Ángela Ginard Martí (3 April 1894 – 26 August 1936), religious name Maria de los Ángeles, was a Spanish religious sister of the Congration of the Hermanas Celadoras del Culto Eucarístico. She suffered martyrdom in 1936, when she was killed during the onslaught of the Spanish Civil War, and was beatified in 2005.

==Life==
Ángela Ginard Martí was born on 3 April 1894 in Llucmajor as the third of nine children to Sebastián Ginard García and Margarita Martí Canals. Her father's retirement from the Civil Guard saw the Ginard's move to Palma de Mallorca when she was sixteen where the three eldest sisters (including herself) helped around the house and learnt to embroider and make hats.

It was after her First Communion on 14 April 1905 that she had the desire to consecrate herself to Jesus Christ and realized that it would be through the religious life as a nun. It was also after this experience that she made frequent visits to the tabernacle where she would kneel in reflection before Him to further discern her vocation and to strengthen her own faith. Even the example of her two maternal aunts who were nuns had a profound effect on her growing up. But she admired one of those aunts in particular due to the contemplative life she led in her convent. Her sisters often went out with friends to the cinema or other social engagements while she preferred to remain at home to instruct her other siblings in catechism and the lives of the saints.

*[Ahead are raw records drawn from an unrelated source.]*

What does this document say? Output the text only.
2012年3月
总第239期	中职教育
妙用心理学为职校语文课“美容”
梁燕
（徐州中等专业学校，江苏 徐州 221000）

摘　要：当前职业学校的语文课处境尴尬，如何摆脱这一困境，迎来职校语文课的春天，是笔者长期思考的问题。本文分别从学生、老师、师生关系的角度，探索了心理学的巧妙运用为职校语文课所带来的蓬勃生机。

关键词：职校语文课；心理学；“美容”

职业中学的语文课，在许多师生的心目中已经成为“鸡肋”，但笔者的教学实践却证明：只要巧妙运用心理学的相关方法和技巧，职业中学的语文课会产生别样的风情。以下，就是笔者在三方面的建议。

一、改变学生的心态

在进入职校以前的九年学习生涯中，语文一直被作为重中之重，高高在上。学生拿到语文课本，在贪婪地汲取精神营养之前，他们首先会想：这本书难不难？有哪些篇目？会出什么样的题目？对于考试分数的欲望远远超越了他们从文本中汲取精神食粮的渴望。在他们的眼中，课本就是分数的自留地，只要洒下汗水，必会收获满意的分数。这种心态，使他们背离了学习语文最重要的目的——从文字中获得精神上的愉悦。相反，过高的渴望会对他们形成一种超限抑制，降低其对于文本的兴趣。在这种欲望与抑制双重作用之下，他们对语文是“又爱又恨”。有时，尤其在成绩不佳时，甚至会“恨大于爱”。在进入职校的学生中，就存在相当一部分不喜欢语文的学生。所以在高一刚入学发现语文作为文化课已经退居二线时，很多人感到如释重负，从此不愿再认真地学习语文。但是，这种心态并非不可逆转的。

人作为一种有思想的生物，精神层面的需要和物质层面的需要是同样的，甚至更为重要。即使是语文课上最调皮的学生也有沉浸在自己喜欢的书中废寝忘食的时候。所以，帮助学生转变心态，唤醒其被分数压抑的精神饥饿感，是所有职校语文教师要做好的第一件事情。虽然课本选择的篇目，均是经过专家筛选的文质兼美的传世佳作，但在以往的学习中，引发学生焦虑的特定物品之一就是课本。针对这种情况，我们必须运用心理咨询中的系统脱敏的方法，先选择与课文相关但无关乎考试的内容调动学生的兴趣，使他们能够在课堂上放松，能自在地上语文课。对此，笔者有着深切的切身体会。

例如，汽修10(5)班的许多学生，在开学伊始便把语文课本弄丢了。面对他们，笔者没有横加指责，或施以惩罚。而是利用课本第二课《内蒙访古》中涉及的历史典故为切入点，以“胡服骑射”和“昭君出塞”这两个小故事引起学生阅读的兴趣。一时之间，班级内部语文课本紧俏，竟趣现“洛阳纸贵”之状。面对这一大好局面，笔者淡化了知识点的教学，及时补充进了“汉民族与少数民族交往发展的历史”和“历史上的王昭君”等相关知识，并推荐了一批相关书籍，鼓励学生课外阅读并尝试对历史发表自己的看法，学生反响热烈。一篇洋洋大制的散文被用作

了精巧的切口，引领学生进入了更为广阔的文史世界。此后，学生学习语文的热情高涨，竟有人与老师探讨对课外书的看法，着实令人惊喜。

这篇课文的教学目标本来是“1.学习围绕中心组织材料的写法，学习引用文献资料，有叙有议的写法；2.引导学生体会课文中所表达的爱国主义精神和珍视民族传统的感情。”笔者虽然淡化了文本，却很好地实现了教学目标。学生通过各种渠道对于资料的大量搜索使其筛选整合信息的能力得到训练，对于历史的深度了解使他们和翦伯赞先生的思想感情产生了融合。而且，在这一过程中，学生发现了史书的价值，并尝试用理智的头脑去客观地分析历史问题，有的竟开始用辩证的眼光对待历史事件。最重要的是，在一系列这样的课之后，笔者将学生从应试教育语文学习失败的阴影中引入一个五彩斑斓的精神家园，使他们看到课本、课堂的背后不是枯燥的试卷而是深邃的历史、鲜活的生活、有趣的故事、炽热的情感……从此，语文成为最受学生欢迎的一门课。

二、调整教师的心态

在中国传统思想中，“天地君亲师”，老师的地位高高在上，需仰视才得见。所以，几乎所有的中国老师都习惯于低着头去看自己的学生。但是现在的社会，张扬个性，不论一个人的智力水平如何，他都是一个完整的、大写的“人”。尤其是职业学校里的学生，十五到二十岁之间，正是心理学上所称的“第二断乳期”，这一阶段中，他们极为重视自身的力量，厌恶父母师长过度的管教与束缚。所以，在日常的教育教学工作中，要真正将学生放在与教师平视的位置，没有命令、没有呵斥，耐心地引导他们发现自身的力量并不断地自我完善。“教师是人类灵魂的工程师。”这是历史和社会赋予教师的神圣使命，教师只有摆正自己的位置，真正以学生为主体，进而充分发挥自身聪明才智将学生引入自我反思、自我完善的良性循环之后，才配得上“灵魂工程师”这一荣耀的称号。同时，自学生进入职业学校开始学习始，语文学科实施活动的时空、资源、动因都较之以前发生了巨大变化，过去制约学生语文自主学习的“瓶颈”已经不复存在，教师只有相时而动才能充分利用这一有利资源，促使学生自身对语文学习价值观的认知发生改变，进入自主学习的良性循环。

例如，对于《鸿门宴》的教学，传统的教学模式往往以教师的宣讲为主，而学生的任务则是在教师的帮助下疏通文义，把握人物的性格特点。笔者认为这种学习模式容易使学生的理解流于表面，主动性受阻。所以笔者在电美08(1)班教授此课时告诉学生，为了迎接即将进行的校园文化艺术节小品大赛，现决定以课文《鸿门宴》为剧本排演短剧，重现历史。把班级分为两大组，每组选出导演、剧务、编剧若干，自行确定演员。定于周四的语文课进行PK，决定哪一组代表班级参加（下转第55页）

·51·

In 1914 she asked her parents for permission to enter the convent her aunt was stationed in but her parents (her father in particular) opposed the idea and advised her to wait and think more on it. Ginard entered the Hermanas Celadoras del Culto Eucarístico in Palma de Mallorca on 26 November 1921 and assumed the religious name Maria de los Ángeles; she began the postulancy in May 1922 before commencing her novitiate six months later. In 1923 she made her first profession and renewed it in 1926 (then being moved to the house in Madrid) before making her final profession later in 1929 in Barcelona where she was stationed until 1932 when she returned to Madrid. Ginard did embroidering for the cloths used for the altar and also prepared the bread that would be made into the Eucharistic hosts.

When the Spanish Civil War broke out it forced nuns and priests alike to go underground due to the danger against them. The nuns of her convent were forced on 20 July 1936 to disperse while using disguises to flee. During the conflict she hid in an apartment but was arrested during the afternoon on 25 August 1936. The guards who raided the apartment accused a woman of being another nun but Ginard stepped forward to confirm that she was the sole nun living in the apartment. The guards escorted her outside to a waiting car and drove off with her. Ginard was shot dead in a park either in the afternoon or evening on 26 August 1936 and her remains were left at the site of the killing. The next morning the sisters were looking through files at a government building and found pictures of her corpse. The sisters went to the site to reclaim her remains for a proper burial. Her remains were exhumed moved on 20 May 1941 and again in 1984 to the convent where she lived.

==Beatification==
The diocesan process was held in Madrid with Cardinal Ángel Suquía Goicoechea inaugurating the investigation on 28 April 1987 and later closing on 23 March 1990; the Congregation for the Causes of Saints validated this process on 18 October 1991 and received the Positio dossier from the postulation in 1993 for additional assessment.

John Paul II granted the final approval needed for the cause on 19 April 2004 and confirmed that Ginard would soon be beatified after determining that she had died in odium fidei ("in hatred of the faith"). The beatification was celebrated on 29 October 2005 in Saint Peter's Basilica with Cardinal José Saraiva Martins presiding on the behalf of Pope Benedict XVI.